The move by the Department of Homeland Security would have major consequences. James Stamp, global head of aviation at KPMG, told CNNMoney that business and luxury travel would take a hit.

Realistically, not being able to use a laptop in-flight may not be a deal breaker for business and luxury travelers, inconvenient as it may be. For many businesses, an in-person meeting is still essential, and the lack of a laptop may not be enough to make a video conference an attractive substitute. (The same goes for luxury travel—there is only one Europe, and if you really want to, or need to get there, you’ll go.)

The travel will likely continue, with irritation, but this, however, does not mean that money won’t be lost. And industry groups aren’t particularly happy.
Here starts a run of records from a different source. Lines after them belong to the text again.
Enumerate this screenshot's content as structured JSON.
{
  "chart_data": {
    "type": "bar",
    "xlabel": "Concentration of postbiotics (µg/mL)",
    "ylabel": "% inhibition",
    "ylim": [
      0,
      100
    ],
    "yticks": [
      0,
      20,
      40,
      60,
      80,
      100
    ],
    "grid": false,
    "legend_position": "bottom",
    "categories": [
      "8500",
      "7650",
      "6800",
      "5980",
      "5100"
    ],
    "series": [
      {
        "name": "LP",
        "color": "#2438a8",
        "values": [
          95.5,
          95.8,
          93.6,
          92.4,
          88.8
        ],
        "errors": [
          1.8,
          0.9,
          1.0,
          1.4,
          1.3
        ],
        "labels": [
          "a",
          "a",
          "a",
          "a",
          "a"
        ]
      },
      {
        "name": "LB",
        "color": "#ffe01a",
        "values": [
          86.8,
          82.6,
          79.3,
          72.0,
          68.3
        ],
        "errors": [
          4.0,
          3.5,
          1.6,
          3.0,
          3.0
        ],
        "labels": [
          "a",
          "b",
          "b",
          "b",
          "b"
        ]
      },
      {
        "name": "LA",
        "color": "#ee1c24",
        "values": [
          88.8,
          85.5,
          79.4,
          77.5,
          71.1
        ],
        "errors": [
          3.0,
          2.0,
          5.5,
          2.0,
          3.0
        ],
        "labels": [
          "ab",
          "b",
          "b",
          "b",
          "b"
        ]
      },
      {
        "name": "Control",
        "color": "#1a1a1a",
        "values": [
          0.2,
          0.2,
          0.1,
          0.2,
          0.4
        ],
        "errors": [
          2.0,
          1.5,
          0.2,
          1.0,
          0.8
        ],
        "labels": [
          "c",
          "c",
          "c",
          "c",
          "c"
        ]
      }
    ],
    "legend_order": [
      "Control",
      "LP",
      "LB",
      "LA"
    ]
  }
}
“Everyone supports greater security in the face of the complex, persistent threat of terrorism,” said Greeley Koch, executive director of the Association of Corporate Travel Executives in a statement to Yahoo Finance. “But this ban disrupts business travelers’ ability to travel and remain productive—adding it to the list of disastrous, cumbersome airline security policies we’ve seen over the years.”

Besides productivity, another issue is data security. In a statement to Yahoo Finance, Global Business Trade Association Executive Director (GBTA) and COO Michael W. McCormick noted the ban could be a huge issue for risk management. “Business travelers are taught to keep their devices on hand and in sight at all times for security purposes as they may contain sensitive company data,” he said. “Now business travelers will need to be equipped with new information and ways to keep their company data safe.”

But let’s look at the potential financial toll of lost productivity.

According to the National Trade and Tourism Office—part of the Department of Commerce—4.9 million business passengers flew overseas in 2015, and 39% were traveling to Europe. That’s 1.9 million business passengers. Assuming every passenger has a 7-hour flight home to the US, that’s 13.3 million hours of potential productivity lost. Unlike the flights to Europe, flights from Europe to the US are usually during the day.

The National Trade and Tourism Office also has income statistics of people traveling on business. In 2015, their average income was $152,868. That equates to around $76 an hour. Multiplying that wage by 13.3 million hours comes out to one big number. $1 billion. The GBTA says half of all business travelers “prefer to stay connected and get work done while flying.” So that number may be $500 million per year.

While that’s a big number, it’s important to note passengers intent on working could use their phones and a travel keyboard to get things done, though this may not be feasible for everyone. On the other side, there may also be trickling effects including the airline’s ability to sell its business class seats, as passengers could switch to coach if they’re not working on the plane but need to travel.

Still, as a back-of-the-envelope calculation, it’s clear that a laptop ban would have an effect far greater than simple annoyance. You can’t tamper with one of the busiest business corridors on the planet and not expect it to cost someone something.